Les chercheurs ont également constaté que le cortex visuel du groupe déprimé présentait une connectivité fonctionnelle accrue avec plusieurs autres régions cérébrales, notamment le cortex rétrosplénial, l’hippocampe, le thalamus et les zones du cortex préfrontal. Cela indique que le cortex visuel dans la dépression est plus fortement connecté aux zones cérébrales connues pour être impliquées dans le traitement émotionnel et le réseau de mode par défaut, un réseau de régions cérébrales actives pendant le repos et l’auto-réflexion, qui est souvent impliquée dans la dépression. Ces connexions plus fortes ont été observées pour le cortex visuel dans son ensemble, ainsi que pour les régions spécifiques V1 et HMT +.
« Je soupçonnais que l’activité neuronale du cortex visuel serait trop lente comme la base des résultats antérieurs et des rapports / expérience des sujets d’une perception visuelle trop lente », a déclaré Northoff. «Mais j’ai été surpris que la lenteur anormale ait été si répandue et de façon omniprésente à d’autres régions du cerveau – tout le cerveau semble être trop lent dans la dépression montrant moins de changements au fil du temps dans son activité neuronale: cela se rapporte bien au même type exactement dans le même genre des expériences chez les patients que rien ne change du tout. »

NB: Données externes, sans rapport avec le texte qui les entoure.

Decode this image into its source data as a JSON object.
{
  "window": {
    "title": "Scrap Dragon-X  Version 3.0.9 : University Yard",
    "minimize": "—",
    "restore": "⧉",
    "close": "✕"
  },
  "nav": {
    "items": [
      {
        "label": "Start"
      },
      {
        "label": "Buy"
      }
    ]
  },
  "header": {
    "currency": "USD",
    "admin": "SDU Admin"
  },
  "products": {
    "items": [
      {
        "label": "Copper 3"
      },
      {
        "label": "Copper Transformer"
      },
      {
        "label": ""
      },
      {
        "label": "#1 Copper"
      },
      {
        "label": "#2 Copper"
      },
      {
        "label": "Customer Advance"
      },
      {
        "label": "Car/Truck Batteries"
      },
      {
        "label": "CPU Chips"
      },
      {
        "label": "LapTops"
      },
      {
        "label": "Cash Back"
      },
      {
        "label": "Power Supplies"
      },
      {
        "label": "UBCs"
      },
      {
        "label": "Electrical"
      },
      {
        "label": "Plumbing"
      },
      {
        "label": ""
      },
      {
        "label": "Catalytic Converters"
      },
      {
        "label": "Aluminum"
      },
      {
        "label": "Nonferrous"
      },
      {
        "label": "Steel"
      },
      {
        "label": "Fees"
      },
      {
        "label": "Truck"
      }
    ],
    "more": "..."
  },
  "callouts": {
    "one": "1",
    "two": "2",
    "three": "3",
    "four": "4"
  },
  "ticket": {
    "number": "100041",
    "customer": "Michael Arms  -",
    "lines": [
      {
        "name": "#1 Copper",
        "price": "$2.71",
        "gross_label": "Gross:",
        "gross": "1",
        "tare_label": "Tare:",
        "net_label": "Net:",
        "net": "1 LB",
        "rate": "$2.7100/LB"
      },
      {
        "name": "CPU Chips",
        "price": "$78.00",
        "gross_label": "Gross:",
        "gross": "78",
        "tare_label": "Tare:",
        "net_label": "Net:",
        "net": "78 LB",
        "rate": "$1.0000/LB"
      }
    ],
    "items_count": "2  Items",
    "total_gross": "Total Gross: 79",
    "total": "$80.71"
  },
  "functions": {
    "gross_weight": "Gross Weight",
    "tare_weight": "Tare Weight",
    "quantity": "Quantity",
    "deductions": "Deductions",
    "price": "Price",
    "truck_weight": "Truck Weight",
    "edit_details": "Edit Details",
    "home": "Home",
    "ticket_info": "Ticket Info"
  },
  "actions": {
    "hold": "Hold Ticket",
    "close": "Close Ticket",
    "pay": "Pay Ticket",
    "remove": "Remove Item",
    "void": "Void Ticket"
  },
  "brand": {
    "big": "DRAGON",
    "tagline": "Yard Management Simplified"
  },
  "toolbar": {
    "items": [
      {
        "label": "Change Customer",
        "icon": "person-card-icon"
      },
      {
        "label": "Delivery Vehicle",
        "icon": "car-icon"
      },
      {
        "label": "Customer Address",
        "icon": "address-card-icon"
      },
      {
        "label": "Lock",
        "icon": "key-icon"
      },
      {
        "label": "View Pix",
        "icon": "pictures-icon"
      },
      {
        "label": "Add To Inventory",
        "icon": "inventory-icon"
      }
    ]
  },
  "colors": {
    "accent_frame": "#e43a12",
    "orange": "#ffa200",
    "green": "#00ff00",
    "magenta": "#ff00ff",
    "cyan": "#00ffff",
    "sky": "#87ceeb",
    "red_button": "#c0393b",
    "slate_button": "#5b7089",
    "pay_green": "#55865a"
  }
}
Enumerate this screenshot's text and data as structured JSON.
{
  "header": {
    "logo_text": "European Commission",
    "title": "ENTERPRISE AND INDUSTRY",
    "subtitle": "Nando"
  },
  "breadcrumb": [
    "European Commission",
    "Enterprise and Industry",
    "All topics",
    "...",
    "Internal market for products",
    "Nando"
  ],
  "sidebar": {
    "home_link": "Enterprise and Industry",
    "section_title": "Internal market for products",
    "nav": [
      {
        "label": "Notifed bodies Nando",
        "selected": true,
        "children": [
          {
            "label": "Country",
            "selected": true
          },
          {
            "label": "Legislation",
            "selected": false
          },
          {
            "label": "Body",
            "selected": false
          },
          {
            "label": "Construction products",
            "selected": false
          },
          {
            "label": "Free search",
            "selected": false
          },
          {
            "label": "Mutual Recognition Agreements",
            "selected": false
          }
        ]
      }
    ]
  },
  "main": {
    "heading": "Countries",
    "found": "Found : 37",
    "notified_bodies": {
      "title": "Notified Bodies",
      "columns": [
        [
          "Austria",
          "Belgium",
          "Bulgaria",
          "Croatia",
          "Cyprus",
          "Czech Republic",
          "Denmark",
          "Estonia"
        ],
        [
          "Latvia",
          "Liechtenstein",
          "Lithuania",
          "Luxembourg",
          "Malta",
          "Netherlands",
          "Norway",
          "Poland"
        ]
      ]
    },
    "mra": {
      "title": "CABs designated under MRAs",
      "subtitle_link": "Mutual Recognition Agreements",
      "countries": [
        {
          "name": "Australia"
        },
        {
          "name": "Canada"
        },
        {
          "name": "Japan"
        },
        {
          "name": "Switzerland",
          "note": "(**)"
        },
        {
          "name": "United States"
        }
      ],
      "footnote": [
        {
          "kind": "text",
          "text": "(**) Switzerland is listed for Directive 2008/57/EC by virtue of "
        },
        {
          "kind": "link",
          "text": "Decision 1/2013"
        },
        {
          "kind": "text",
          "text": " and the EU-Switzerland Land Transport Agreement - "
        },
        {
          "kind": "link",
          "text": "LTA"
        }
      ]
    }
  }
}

Lors de l’examen de différentes bandes de fréquences, les chercheurs ont constaté que la corrélation du signal global réduit dans le cortex visuel des individus déprimés était le plus prononcé dans l’extrémité plus rapide de la gamme de fréquences infraslow. En d’autres termes, la partie du signal du cerveau qui montrerait normalement des variations plus dynamiques et plus rapides a été particulièrement réduite chez les individus déprimés.
Plus frappant, l’étude a trouvé une corrélation négative significative entre la fréquence médiane dans le cortex visuel et la gravité des symptômes de dépression. Cela signifie que les individus ayant une activité cérébrale plus lente dans leur cortex visuel avaient tendance à avoir des symptômes dépressifs plus graves dans l’ensemble, et en particulier un retard psychomotor plus prononcé.
Les chercheurs reconnaissent certaines limites à leur étude. Parce qu’ils ont utilisé l’IRMf à l’état de repos, ils ne pouvaient examiner que l’activité cérébrale spontanée et ne pouvaient pas évaluer directement comment le cortex visuel réagit aux stimuli visuels. De plus, les analyses de connectivité fonctionnelle ne peuvent montrer que des associations entre les régions du cerveau, et non des relations de cause à effet. Il est également important de noter que le groupe de patients prenait des médicaments, ce qui pourrait potentiellement influencer l’activité cérébrale, bien que les chercheurs aient pris en compte la charge des médicaments dans leur analyse et ont constaté qu’il n’avait pas changé les résultats.
Les recherches futures pourraient étudier comment le cortex visuel dans la dépression réagit à des stimuli visuels réels, en particulier en évolution rapide, pour voir si la lenteur observée dans l’activité spontanée se traduit par un traitement visuel altéré. Des études pourraient également utiliser des techniques qui peuvent établir la causalité, telles que la stimulation magnétique transcrânienne, pour explorer si la modification de l’activité du cortex visuel peut avoir un impact direct sur les symptômes dépressifs.
À long terme, les chercheurs espèrent que leurs résultats pourront contribuer à le développement de marqueurs cérébraux pour la dépression Cela pourrait aider au diagnostic et à la surveillance du traitement, et potentiellement guider le développement de thérapies plus ciblées.
L’étude, «Dynamique anormalement lente dans le cortex occipital de dépression», A été rédigé par Andrea Scalabrini, Sara Poletti, Benedetta Vai, Marco Paolini, Yuan Gao, Yu-Ting Hu, Dong-yu Liu, Xue Mei Song, Zhong-Lin Tan, Clara Mucci, Cristina Colombo, Francesco Benedetti et Georg Nord.